Pastor Paul Marc Goulet prays to people in their cars at an Easter drive-in service at the International Church of Las Vegas. There has been talk of holding drive-in concerts during the coronavirus pandemic.

Drive-in movies, sure. Movies and drive-ins have a warm, nostalgic history, and it's that history you embrace when you go to a drive-in theater. You're not going because of the sound or picture quality, and good luck if you have automatic headlights that won't turn off when your car is on. You accept the technical limitations of the situation because of the overall hug of the experience.

Experience is what we're craving now, and any experience will do, because if being couped up indoors for two months has taught us anything it's that playing Monopoly ruins relationships. We want to get out, which is why the idea of drive-in concerts is being floated and, in some instances overseas, implemented.

But I don't want to go to a concert in my car.

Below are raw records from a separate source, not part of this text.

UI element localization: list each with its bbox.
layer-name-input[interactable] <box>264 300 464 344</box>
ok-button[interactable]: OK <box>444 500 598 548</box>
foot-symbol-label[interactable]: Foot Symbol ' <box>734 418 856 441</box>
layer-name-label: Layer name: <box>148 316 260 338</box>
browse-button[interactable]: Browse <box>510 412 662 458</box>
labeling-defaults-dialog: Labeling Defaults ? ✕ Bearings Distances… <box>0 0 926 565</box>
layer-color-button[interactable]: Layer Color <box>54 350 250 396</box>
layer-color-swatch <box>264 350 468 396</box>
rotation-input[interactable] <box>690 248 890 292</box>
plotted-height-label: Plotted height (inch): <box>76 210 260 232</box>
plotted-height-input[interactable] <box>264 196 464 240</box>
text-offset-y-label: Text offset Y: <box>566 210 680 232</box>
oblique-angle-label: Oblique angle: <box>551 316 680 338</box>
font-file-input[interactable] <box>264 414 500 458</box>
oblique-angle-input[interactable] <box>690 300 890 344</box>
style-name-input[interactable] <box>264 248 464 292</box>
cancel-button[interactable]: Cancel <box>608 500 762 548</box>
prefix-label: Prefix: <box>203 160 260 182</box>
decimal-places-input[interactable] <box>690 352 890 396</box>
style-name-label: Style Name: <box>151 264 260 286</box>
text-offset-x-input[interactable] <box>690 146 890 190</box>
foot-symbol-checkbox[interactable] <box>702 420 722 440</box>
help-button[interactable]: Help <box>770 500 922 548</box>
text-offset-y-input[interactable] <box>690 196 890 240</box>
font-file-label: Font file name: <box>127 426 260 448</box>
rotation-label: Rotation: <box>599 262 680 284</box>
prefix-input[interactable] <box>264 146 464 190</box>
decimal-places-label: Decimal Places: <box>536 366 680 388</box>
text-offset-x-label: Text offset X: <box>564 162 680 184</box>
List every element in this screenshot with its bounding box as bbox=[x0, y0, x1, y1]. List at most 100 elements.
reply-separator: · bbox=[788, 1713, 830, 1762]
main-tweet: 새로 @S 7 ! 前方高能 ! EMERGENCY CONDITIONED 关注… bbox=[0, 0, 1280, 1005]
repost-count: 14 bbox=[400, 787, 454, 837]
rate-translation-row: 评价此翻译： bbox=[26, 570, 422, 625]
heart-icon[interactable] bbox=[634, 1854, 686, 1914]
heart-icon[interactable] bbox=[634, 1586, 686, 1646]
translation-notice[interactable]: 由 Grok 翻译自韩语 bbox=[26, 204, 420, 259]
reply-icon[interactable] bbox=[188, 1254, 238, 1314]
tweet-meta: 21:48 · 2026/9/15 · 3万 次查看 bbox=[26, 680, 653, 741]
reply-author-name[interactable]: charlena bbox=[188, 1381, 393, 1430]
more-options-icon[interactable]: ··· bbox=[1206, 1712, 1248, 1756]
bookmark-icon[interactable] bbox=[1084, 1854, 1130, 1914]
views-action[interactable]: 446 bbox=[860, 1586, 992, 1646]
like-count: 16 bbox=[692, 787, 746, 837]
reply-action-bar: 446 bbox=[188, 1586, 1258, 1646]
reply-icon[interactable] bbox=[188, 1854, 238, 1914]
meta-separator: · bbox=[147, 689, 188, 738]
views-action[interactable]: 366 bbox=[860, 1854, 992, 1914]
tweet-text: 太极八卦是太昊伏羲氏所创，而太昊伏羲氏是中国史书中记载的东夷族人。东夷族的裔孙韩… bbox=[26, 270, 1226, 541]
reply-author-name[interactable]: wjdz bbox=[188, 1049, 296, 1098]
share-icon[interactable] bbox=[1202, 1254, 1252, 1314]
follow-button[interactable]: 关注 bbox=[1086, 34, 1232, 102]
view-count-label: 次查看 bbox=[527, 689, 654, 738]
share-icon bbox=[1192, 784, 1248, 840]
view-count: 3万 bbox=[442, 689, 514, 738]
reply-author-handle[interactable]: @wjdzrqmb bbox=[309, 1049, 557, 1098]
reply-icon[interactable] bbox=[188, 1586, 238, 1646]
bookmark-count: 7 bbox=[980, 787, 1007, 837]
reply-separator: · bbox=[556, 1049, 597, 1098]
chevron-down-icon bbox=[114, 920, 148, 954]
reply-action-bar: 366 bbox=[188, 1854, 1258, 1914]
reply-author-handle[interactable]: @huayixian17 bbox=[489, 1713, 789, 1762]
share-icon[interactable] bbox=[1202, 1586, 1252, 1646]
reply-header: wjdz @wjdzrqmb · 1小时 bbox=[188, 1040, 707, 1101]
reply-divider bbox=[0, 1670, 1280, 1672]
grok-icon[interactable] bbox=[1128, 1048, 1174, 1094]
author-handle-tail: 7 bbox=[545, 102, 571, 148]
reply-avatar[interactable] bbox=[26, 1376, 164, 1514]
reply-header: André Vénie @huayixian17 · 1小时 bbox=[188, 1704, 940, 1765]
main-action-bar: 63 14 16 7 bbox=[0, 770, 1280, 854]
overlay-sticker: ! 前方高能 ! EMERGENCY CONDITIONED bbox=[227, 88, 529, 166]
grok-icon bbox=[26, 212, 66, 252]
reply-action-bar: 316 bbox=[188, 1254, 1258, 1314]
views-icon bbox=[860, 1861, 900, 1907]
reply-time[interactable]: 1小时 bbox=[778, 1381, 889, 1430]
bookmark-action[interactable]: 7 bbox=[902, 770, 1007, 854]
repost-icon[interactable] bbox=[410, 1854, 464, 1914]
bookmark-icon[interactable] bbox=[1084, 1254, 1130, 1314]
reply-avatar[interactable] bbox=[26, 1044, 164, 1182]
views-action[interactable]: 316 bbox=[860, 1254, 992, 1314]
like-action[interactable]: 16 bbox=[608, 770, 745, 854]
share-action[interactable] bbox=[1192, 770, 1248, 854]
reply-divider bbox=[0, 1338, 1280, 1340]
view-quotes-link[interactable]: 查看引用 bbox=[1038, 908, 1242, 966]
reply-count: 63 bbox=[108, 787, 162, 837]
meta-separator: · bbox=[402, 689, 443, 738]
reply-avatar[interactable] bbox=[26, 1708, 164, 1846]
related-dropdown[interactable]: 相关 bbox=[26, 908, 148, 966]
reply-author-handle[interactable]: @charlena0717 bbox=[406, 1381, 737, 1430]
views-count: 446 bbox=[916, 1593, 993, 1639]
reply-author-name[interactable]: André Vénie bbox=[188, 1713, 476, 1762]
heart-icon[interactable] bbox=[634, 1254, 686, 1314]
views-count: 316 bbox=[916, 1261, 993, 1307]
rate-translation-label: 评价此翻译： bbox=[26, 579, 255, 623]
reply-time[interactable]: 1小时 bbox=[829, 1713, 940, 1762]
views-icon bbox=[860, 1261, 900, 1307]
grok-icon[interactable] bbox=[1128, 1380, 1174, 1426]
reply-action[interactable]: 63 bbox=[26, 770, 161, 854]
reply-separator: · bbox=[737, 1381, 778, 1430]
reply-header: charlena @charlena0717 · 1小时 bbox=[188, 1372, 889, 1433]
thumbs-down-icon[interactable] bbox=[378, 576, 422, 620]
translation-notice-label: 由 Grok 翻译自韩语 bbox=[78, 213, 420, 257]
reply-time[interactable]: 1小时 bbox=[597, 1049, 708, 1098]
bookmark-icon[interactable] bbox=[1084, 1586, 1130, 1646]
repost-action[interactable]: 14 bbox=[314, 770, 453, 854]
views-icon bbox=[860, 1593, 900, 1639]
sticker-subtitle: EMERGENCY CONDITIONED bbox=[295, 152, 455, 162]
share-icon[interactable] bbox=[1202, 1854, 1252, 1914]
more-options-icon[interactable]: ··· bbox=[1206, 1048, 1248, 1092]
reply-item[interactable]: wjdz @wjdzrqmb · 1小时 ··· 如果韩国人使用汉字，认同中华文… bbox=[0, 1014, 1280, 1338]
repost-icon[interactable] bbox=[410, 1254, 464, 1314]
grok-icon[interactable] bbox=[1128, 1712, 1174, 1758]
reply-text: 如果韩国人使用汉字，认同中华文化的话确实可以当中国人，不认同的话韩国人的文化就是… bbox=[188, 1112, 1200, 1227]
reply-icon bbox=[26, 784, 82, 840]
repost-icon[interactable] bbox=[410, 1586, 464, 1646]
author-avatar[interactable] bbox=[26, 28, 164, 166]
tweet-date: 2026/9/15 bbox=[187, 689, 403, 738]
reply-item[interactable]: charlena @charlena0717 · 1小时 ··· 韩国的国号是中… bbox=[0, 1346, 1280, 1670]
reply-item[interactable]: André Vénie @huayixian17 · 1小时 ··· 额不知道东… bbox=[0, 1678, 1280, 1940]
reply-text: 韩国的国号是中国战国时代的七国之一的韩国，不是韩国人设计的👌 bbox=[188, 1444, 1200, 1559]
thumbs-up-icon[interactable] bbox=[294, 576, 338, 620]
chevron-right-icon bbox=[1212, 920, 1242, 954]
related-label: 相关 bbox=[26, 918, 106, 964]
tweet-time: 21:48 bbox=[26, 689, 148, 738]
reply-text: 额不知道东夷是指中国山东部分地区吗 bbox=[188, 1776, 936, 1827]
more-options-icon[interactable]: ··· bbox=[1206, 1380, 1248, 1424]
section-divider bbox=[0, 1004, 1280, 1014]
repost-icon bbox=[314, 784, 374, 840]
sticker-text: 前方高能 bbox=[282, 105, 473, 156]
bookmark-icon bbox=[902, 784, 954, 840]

I can wait for the real thing. 

The COVID-19 pandemic has forced musical acts to get creative. Early on it was all solemn acoustic renderings of songs and spliced-together Zoom performances. Those got old real quick.

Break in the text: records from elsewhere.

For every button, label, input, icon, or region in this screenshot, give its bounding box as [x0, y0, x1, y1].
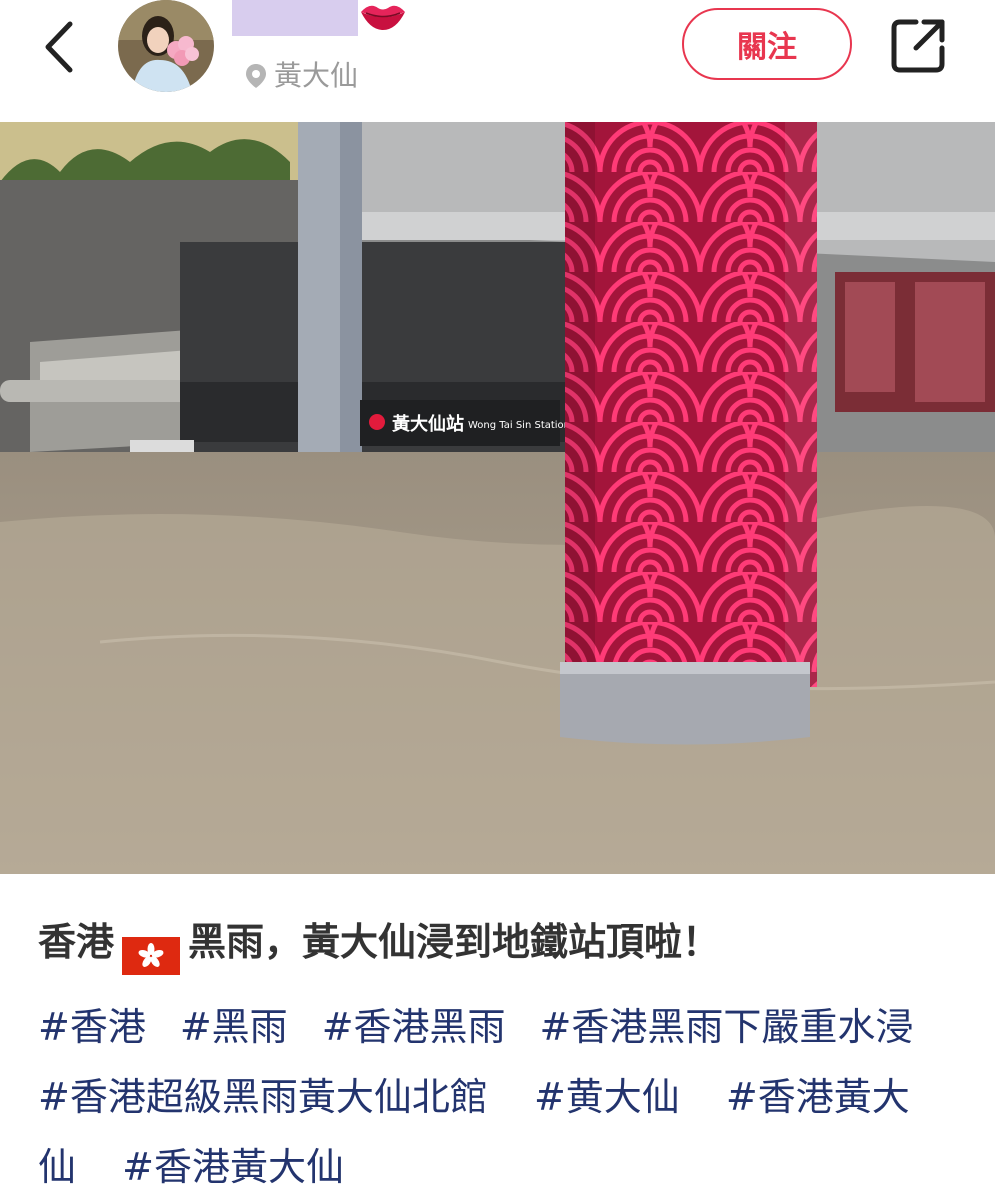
hashtag[interactable]: #香港超級黑雨黃大仙北館 [38, 1075, 488, 1119]
svg-text:黃大仙站: 黃大仙站 [391, 413, 464, 435]
share-button[interactable] [888, 14, 950, 76]
svg-text:Wong Tai Sin Station: Wong Tai Sin Station [468, 420, 570, 431]
hashtag[interactable]: #香港黑雨下嚴重水浸 [540, 1005, 914, 1049]
post-photo[interactable]: 黃大仙站 Wong Tai Sin Station [0, 122, 995, 874]
share-icon [891, 19, 945, 73]
follow-button[interactable]: 關注 [682, 8, 852, 80]
post-title: 香港 黑雨，黃大仙浸到地鐵站頂啦！ [38, 906, 968, 978]
hashtag[interactable]: #香港 [38, 1005, 146, 1049]
username-redacted[interactable] [232, 0, 358, 36]
location-label[interactable]: 黃大仙 [274, 58, 358, 94]
hashtag[interactable]: #香港黑雨 [322, 1005, 506, 1049]
flooded-station-image: 黃大仙站 Wong Tai Sin Station [0, 122, 995, 874]
post-header: 黃大仙 關注 [0, 0, 995, 122]
station-sign-text: 黃大仙站 [391, 413, 464, 435]
hong-kong-flag-icon [122, 926, 181, 975]
avatar-image [118, 0, 214, 92]
avatar[interactable] [118, 0, 214, 92]
location-pin-icon [244, 62, 268, 90]
hashtag[interactable]: #黑雨 [180, 1005, 288, 1049]
chevron-left-icon [45, 21, 73, 73]
post-title-part1: 香港 [38, 920, 115, 964]
hashtag-list: #香港 #黑雨 #香港黑雨 #香港黑雨下嚴重水浸 #香港超級黑雨黃大仙北館 #黄大仙 … [38, 992, 968, 1202]
lips-icon [358, 0, 408, 36]
back-button[interactable] [36, 18, 86, 76]
hashtag[interactable]: #黄大仙 [534, 1075, 680, 1119]
post-title-part2: 黑雨，黃大仙浸到地鐵站頂啦！ [188, 920, 721, 964]
hashtag[interactable]: #香港黃大仙 [122, 1145, 344, 1189]
station-sign-text-en: Wong Tai Sin Station [468, 420, 570, 431]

Post Malone offered up the first live-streamed concert with a pulse last month when he performed a full set of Nirvana covers from inside his Utah home. From the opening chords of "Frances Farmer Will Have her Revenge on Seattle," Posty reminded viewers at home of the vitality, crunch and spark of live music. He was having fun, cracking jokes with his bandmates and offering up non-sensical banter between songs, just like you'd get at a live rock show. Watching it was a jolt, and it felt like being alive again. 

No one else has been able to match that level of bombast, but things are getting better.

On Thursday night, popular house music DJ Kaskade offered up an innovative live broadcast where he DJ'd from the Skywalk at the Grand Canyon during sunset. The camera work was remarkable, with drones hovering overhead and showing the vastness of the setting behind him. It was the kind of spectacle that never would have happened before social distancing, and it showed the ways artists are exploring and actualizing new possibilities in live music presentation. 

Others, including pop songstress Robyn and chillwave maestro Washed Out, have offered up livestreams of DJ sets from their homes. Pop innovator Charli XCX wrote and recorded an entire album, "How I'm Feeling Now," from quarantine and released it Friday. These are examples of smart, savvy artists making the most of the current situation. (Taylor Swift offering up a filmed performance to air on ABC Sunday night is an example of an artist doing things the old way.) 

Hip-hop artists have in many ways lead the online charge during the shutdown. Hip-hop super-producers Timbaland and Swizz Beatz launched the "Verzuz" series where artists participate in head-to-head, hit-for-hit showdowns; Nelly and Ludacris face off on Saturday for what's sure to be a slobberknocker. Rapper/ singer Tory Lanez has elevated himself to a new platform with his popular "Quarantine Radio" series on Instagram Live. And D-Nice has united the masses with his popular online dance parties.

None of these are substitutes for the thrill of live music, but for now, they'll do. And they could lead to big changes in the way we do things going forward: before this started, the idea of a concert of Post Malone doing all Nirvana covers sounded like a bad idea at best. Now? I'd go to that concert in a heartbeat. 

I don't want to see it in my car though. Concerts are about sharing air with your favorite artists and fellow fans. They're about the energy and the electricity in the room. At a drive-in concert, first off, you have a windshield between you and the artist. You're sitting down. You're in your car. And even if you have a tall guy standing in front of you at a concert, it's better than having an F-150 in front of you at a drive in.

Live music will survive, and it's worth waiting for until it can be done right, whenever that may be. In the meantime, keep the livestreams coming.